Die Entstehung des Valentinstags

Die Entstehung des Valentinstags

Der Valentinstag am 14. Februar steht im Zeichen der Liebe. Seit den fünfziger Jahren feiern auch die eher nüchternen Deutschen diesen Ehrentag mit romantischen Abendessen, Schokolade in Herzform und rosafarbenen Süßigkeiten aller Art. Diese Köstlichkeiten lagern sich schnell auf den Hüften ab. Doch wer will am Valentinstag schon an Kalorien denken? Erfahren Sie hier, wie dieser Brauch entstand.

1. Der heilige Märtyrer Valentin

Der heilige Märtyrer Valentin lebte im dritten Jahrhundert nach Christus. Historisch belegt sind zwei Figuren: Valentin von Terni und Valentin von Rom. Geschichtswissenschaftler vermuten, dass es sich bei beiden Figuren um die gleiche Person handelt. Terni liegt rund 100 Kilometer nordöstlich von Rom, eine auch in antiken Zeiten geringe Distanz.

2. Keine Religionsfreiheit im antiken Rom

Sankt Valentin galt als Heiler und war bei der Bevölkerung beliebt. Er gewann viele Menschen für den christlichen Glauben und vollzog Trauungen. Religionsfreiheit war jedoch in der Antike eine unbekannte Größe. Kaiser Aurelianus Augustus ließ Sankt Valentin am 14. Februar 268 enthaupten.

Aurelianus hatte es nötig, innenpolitische Stärke zu demonstrieren. Germanische Stämme bedrohten das Römische Reich im Norden. Syrische Krieger hatten die östlichen Provinzen erobert.

3. Das „Parlament der Vögel“ – eine Allegorie

Der Brauch des Valentinstags entstand im 14. Jahrhundert in England und ist mit dem Gedicht „Parlament der Vögel“ von Geoffrey Chaucer verknüpft. Chaucer gilt als Vater der englischen Literatur und der beste englische Dichter im Mittelalter.

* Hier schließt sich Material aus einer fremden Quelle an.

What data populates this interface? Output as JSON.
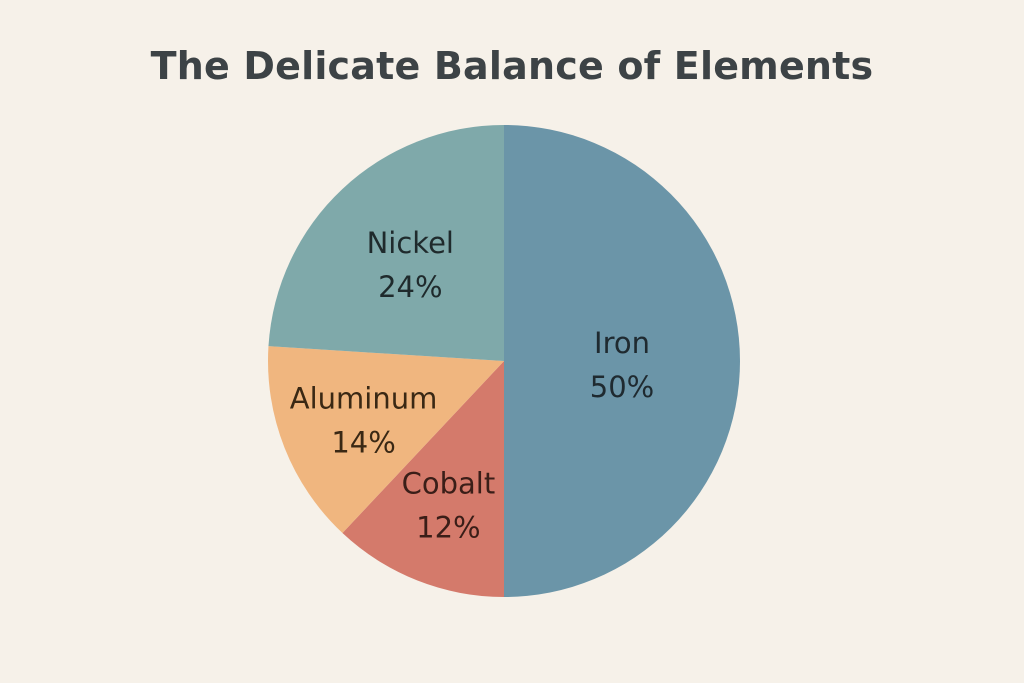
{
  "chart_data": {
    "type": "pie",
    "title": "The Delicate Balance of Elements",
    "slices": [
      {
        "label": "Iron",
        "value": 50,
        "value_label": "50%",
        "color": "#6b95a8",
        "text_color": "#1f2a30"
      },
      {
        "label": "Cobalt",
        "value": 12,
        "value_label": "12%",
        "color": "#d47a6b",
        "text_color": "#3a1e18"
      },
      {
        "label": "Aluminum",
        "value": 14,
        "value_label": "14%",
        "color": "#f0b67f",
        "text_color": "#3a2814"
      },
      {
        "label": "Nickel",
        "value": 24,
        "value_label": "24%",
        "color": "#7fa9aa",
        "text_color": "#1f2a2c"
      }
    ],
    "start_direction": "top",
    "direction": "clockwise",
    "legend": "none"
  }
}
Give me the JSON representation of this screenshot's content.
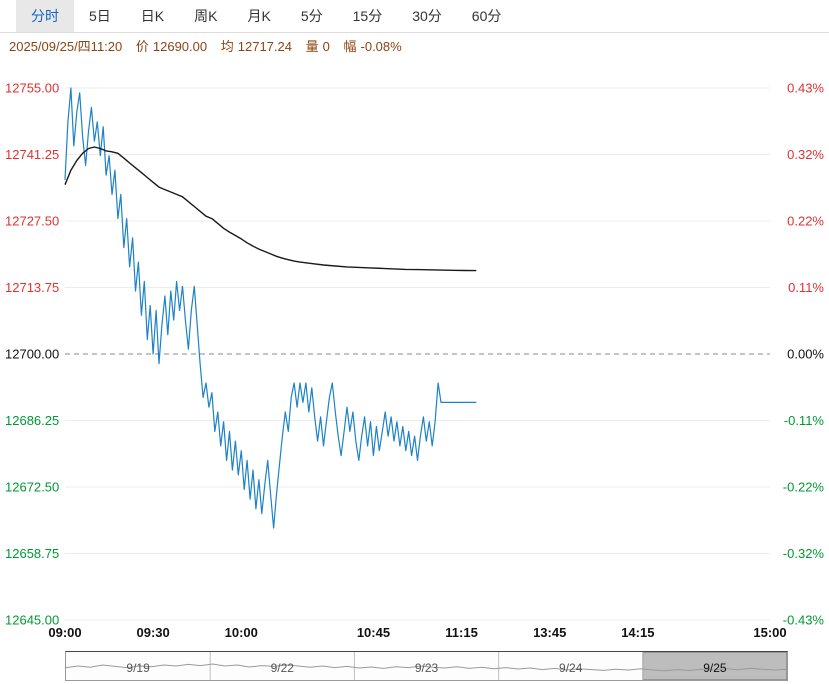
{
  "tabs": {
    "items": [
      {
        "label": "分时",
        "active": true
      },
      {
        "label": "5日",
        "active": false
      },
      {
        "label": "日K",
        "active": false
      },
      {
        "label": "周K",
        "active": false
      },
      {
        "label": "月K",
        "active": false
      },
      {
        "label": "5分",
        "active": false
      },
      {
        "label": "15分",
        "active": false
      },
      {
        "label": "30分",
        "active": false
      },
      {
        "label": "60分",
        "active": false
      }
    ]
  },
  "info_bar": {
    "datetime": "2025/09/25/四11:20",
    "price_label": "价",
    "price": "12690.00",
    "avg_label": "均",
    "avg": "12717.24",
    "volume_label": "量",
    "volume": "0",
    "change_label": "幅",
    "change": "-0.08%",
    "color": "#8b4513"
  },
  "chart_data": {
    "type": "line",
    "title": "分时 intraday price with average line",
    "ylim": [
      12645.0,
      12755.0
    ],
    "baseline": 12700.0,
    "session_minutes": 240,
    "grid": "horizontal",
    "legend": "none",
    "colors": {
      "up": "#e03131",
      "down": "#009933",
      "neutral": "#111111",
      "grid": "#ececec",
      "zero": "#888888",
      "price_line": "#1d82c6",
      "avg_line": "#1a1a1a",
      "x_label": "#111111"
    },
    "y_ticks": [
      {
        "value": 12755.0,
        "label": "12755.00",
        "pct": "0.43%"
      },
      {
        "value": 12741.25,
        "label": "12741.25",
        "pct": "0.32%"
      },
      {
        "value": 12727.5,
        "label": "12727.50",
        "pct": "0.22%"
      },
      {
        "value": 12713.75,
        "label": "12713.75",
        "pct": "0.11%"
      },
      {
        "value": 12700.0,
        "label": "12700.00",
        "pct": "0.00%"
      },
      {
        "value": 12686.25,
        "label": "12686.25",
        "pct": "-0.11%"
      },
      {
        "value": 12672.5,
        "label": "12672.50",
        "pct": "-0.22%"
      },
      {
        "value": 12658.75,
        "label": "12658.75",
        "pct": "-0.32%"
      },
      {
        "value": 12645.0,
        "label": "12645.00",
        "pct": "-0.43%"
      }
    ],
    "x_ticks": [
      {
        "label": "09:00",
        "minute": 0
      },
      {
        "label": "09:30",
        "minute": 30
      },
      {
        "label": "10:00",
        "minute": 60
      },
      {
        "label": "10:45",
        "minute": 105
      },
      {
        "label": "11:15",
        "minute": 135
      },
      {
        "label": "13:45",
        "minute": 165
      },
      {
        "label": "14:15",
        "minute": 195
      },
      {
        "label": "15:00",
        "minute": 240
      }
    ],
    "series": [
      {
        "name": "price",
        "points": [
          [
            0,
            12736
          ],
          [
            1,
            12748
          ],
          [
            2,
            12755
          ],
          [
            3,
            12743
          ],
          [
            4,
            12750
          ],
          [
            5,
            12754
          ],
          [
            6,
            12745
          ],
          [
            7,
            12739
          ],
          [
            8,
            12746
          ],
          [
            9,
            12751
          ],
          [
            10,
            12744
          ],
          [
            11,
            12748
          ],
          [
            12,
            12741
          ],
          [
            13,
            12747
          ],
          [
            14,
            12737
          ],
          [
            15,
            12741
          ],
          [
            16,
            12733
          ],
          [
            17,
            12738
          ],
          [
            18,
            12728
          ],
          [
            19,
            12733
          ],
          [
            20,
            12722
          ],
          [
            21,
            12728
          ],
          [
            22,
            12718
          ],
          [
            23,
            12724
          ],
          [
            24,
            12713
          ],
          [
            25,
            12719
          ],
          [
            26,
            12708
          ],
          [
            27,
            12715
          ],
          [
            28,
            12703
          ],
          [
            29,
            12710
          ],
          [
            30,
            12700
          ],
          [
            31,
            12709
          ],
          [
            32,
            12698
          ],
          [
            33,
            12706
          ],
          [
            34,
            12712
          ],
          [
            35,
            12704
          ],
          [
            36,
            12713
          ],
          [
            37,
            12707
          ],
          [
            38,
            12715
          ],
          [
            39,
            12709
          ],
          [
            40,
            12714
          ],
          [
            41,
            12707
          ],
          [
            42,
            12701
          ],
          [
            43,
            12709
          ],
          [
            44,
            12714
          ],
          [
            45,
            12706
          ],
          [
            46,
            12698
          ],
          [
            47,
            12691
          ],
          [
            48,
            12694
          ],
          [
            49,
            12689
          ],
          [
            50,
            12692
          ],
          [
            51,
            12684
          ],
          [
            52,
            12688
          ],
          [
            53,
            12681
          ],
          [
            54,
            12686
          ],
          [
            55,
            12678
          ],
          [
            56,
            12684
          ],
          [
            57,
            12676
          ],
          [
            58,
            12682
          ],
          [
            59,
            12675
          ],
          [
            60,
            12680
          ],
          [
            61,
            12672
          ],
          [
            62,
            12678
          ],
          [
            63,
            12670
          ],
          [
            64,
            12676
          ],
          [
            65,
            12668
          ],
          [
            66,
            12674
          ],
          [
            67,
            12667
          ],
          [
            68,
            12673
          ],
          [
            69,
            12678
          ],
          [
            70,
            12671
          ],
          [
            71,
            12664
          ],
          [
            72,
            12671
          ],
          [
            73,
            12677
          ],
          [
            74,
            12683
          ],
          [
            75,
            12688
          ],
          [
            76,
            12684
          ],
          [
            77,
            12691
          ],
          [
            78,
            12694
          ],
          [
            79,
            12689
          ],
          [
            80,
            12694
          ],
          [
            81,
            12690
          ],
          [
            82,
            12694
          ],
          [
            83,
            12688
          ],
          [
            84,
            12693
          ],
          [
            85,
            12687
          ],
          [
            86,
            12682
          ],
          [
            87,
            12687
          ],
          [
            88,
            12681
          ],
          [
            89,
            12686
          ],
          [
            90,
            12691
          ],
          [
            91,
            12694
          ],
          [
            92,
            12688
          ],
          [
            93,
            12683
          ],
          [
            94,
            12679
          ],
          [
            95,
            12684
          ],
          [
            96,
            12689
          ],
          [
            97,
            12684
          ],
          [
            98,
            12688
          ],
          [
            99,
            12682
          ],
          [
            100,
            12678
          ],
          [
            101,
            12683
          ],
          [
            102,
            12687
          ],
          [
            103,
            12681
          ],
          [
            104,
            12686
          ],
          [
            105,
            12679
          ],
          [
            106,
            12685
          ],
          [
            107,
            12680
          ],
          [
            108,
            12684
          ],
          [
            109,
            12688
          ],
          [
            110,
            12683
          ],
          [
            111,
            12687
          ],
          [
            112,
            12682
          ],
          [
            113,
            12686
          ],
          [
            114,
            12681
          ],
          [
            115,
            12685
          ],
          [
            116,
            12680
          ],
          [
            117,
            12684
          ],
          [
            118,
            12679
          ],
          [
            119,
            12683
          ],
          [
            120,
            12678
          ],
          [
            121,
            12683
          ],
          [
            122,
            12687
          ],
          [
            123,
            12682
          ],
          [
            124,
            12686
          ],
          [
            125,
            12681
          ],
          [
            126,
            12686
          ],
          [
            127,
            12694
          ],
          [
            128,
            12690
          ],
          [
            130,
            12690
          ],
          [
            132,
            12690
          ],
          [
            134,
            12690
          ],
          [
            136,
            12690
          ],
          [
            138,
            12690
          ],
          [
            140,
            12690
          ]
        ]
      },
      {
        "name": "average",
        "points": [
          [
            0,
            12735
          ],
          [
            2,
            12738
          ],
          [
            4,
            12740
          ],
          [
            6,
            12741.5
          ],
          [
            8,
            12742.5
          ],
          [
            10,
            12742.8
          ],
          [
            12,
            12742.5
          ],
          [
            14,
            12742
          ],
          [
            16,
            12741.8
          ],
          [
            18,
            12741.5
          ],
          [
            20,
            12740.5
          ],
          [
            22,
            12739.5
          ],
          [
            24,
            12738.5
          ],
          [
            26,
            12737.5
          ],
          [
            28,
            12736.5
          ],
          [
            30,
            12735.5
          ],
          [
            32,
            12734.5
          ],
          [
            34,
            12734
          ],
          [
            36,
            12733.5
          ],
          [
            38,
            12733
          ],
          [
            40,
            12732.5
          ],
          [
            42,
            12731.5
          ],
          [
            44,
            12730.5
          ],
          [
            46,
            12729.5
          ],
          [
            48,
            12728.5
          ],
          [
            50,
            12728
          ],
          [
            52,
            12727
          ],
          [
            54,
            12726
          ],
          [
            56,
            12725.2
          ],
          [
            58,
            12724.5
          ],
          [
            60,
            12723.8
          ],
          [
            62,
            12723
          ],
          [
            64,
            12722.3
          ],
          [
            66,
            12721.7
          ],
          [
            68,
            12721.2
          ],
          [
            70,
            12720.7
          ],
          [
            72,
            12720.2
          ],
          [
            74,
            12719.8
          ],
          [
            76,
            12719.5
          ],
          [
            78,
            12719.2
          ],
          [
            80,
            12719
          ],
          [
            84,
            12718.7
          ],
          [
            88,
            12718.4
          ],
          [
            92,
            12718.2
          ],
          [
            96,
            12718
          ],
          [
            100,
            12717.9
          ],
          [
            104,
            12717.8
          ],
          [
            108,
            12717.7
          ],
          [
            112,
            12717.6
          ],
          [
            116,
            12717.5
          ],
          [
            120,
            12717.45
          ],
          [
            124,
            12717.4
          ],
          [
            128,
            12717.35
          ],
          [
            132,
            12717.3
          ],
          [
            136,
            12717.27
          ],
          [
            140,
            12717.24
          ]
        ]
      }
    ]
  },
  "navigator": {
    "dates": [
      "9/19",
      "9/22",
      "9/23",
      "9/24",
      "9/25"
    ],
    "selected_index": 4,
    "sparkline": [
      0.42,
      0.5,
      0.44,
      0.55,
      0.48,
      0.42,
      0.5,
      0.46,
      0.55,
      0.5,
      0.58,
      0.52,
      0.6,
      0.5,
      0.55,
      0.45,
      0.52,
      0.48,
      0.55,
      0.5,
      0.44,
      0.5,
      0.42,
      0.48,
      0.4,
      0.45,
      0.38,
      0.46,
      0.42,
      0.5,
      0.44,
      0.4,
      0.46,
      0.38,
      0.44,
      0.36,
      0.42,
      0.35,
      0.4,
      0.32,
      0.38,
      0.3,
      0.36,
      0.32,
      0.28,
      0.34,
      0.3,
      0.36,
      0.3,
      0.26,
      0.32,
      0.28,
      0.34,
      0.3,
      0.36,
      0.32,
      0.38,
      0.34,
      0.3,
      0.34
    ]
  }
}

Das Gedicht schildert in 100 Strophen, wie der heilige Valentin und die Partnersuche der Vögel zusammenhängen. Natürlich verkörpern die Vögel auf Menschen. In höfischen Kreisen in England entstand daraufhin die Sitte, die Dame des Herzens am Valentinstag mit Geschenken zu erfreuen.

4. Zahlreiche Theorien über Entstehung

Manche Historiker führen den Valentinstag auf das Fest der römischen Göttin Juno zurück, das am 14. Februar gefeiert wurde. Diese Göttin galt als Beschützerin von Ehe und Familie. Andere Theorien nennen ein indisches Fest als Ursprung.

5. Kultstatus in den Vereinigten Staaten

Von allen Erklärungen ist das „Parlament der Vögel“ am besten belegt. Von England verbreitete sich der Brauch über die ganze Welt. In den USA hat der Valentinstag heute Kultstatus. Geschenke von Schokolade, Grußkarten und sorgfältig geplante Restaurantbesuche zählen zu den Ritualen, mit denen Männern ihren Herzensdamen die Tiefe ihrer Gefühle beweisen.

6. Die Deutschen feiern seit den fünfziger Jahren

In Deutschland hat sich der Valentinstag in den fünfziger Jahren eingebürgert. Glücklich machende Schokolade, Liebesschlösser und kalorienreiche Köstlichkeiten gehören auch hierzulande zu den Geschenken am Valentinstag. Schokolade unterstützt zarte Bande, enthält aber viel Fett. Kaloriensünden am Valentinstag machen sich schnell auf der Waage bemerkbar.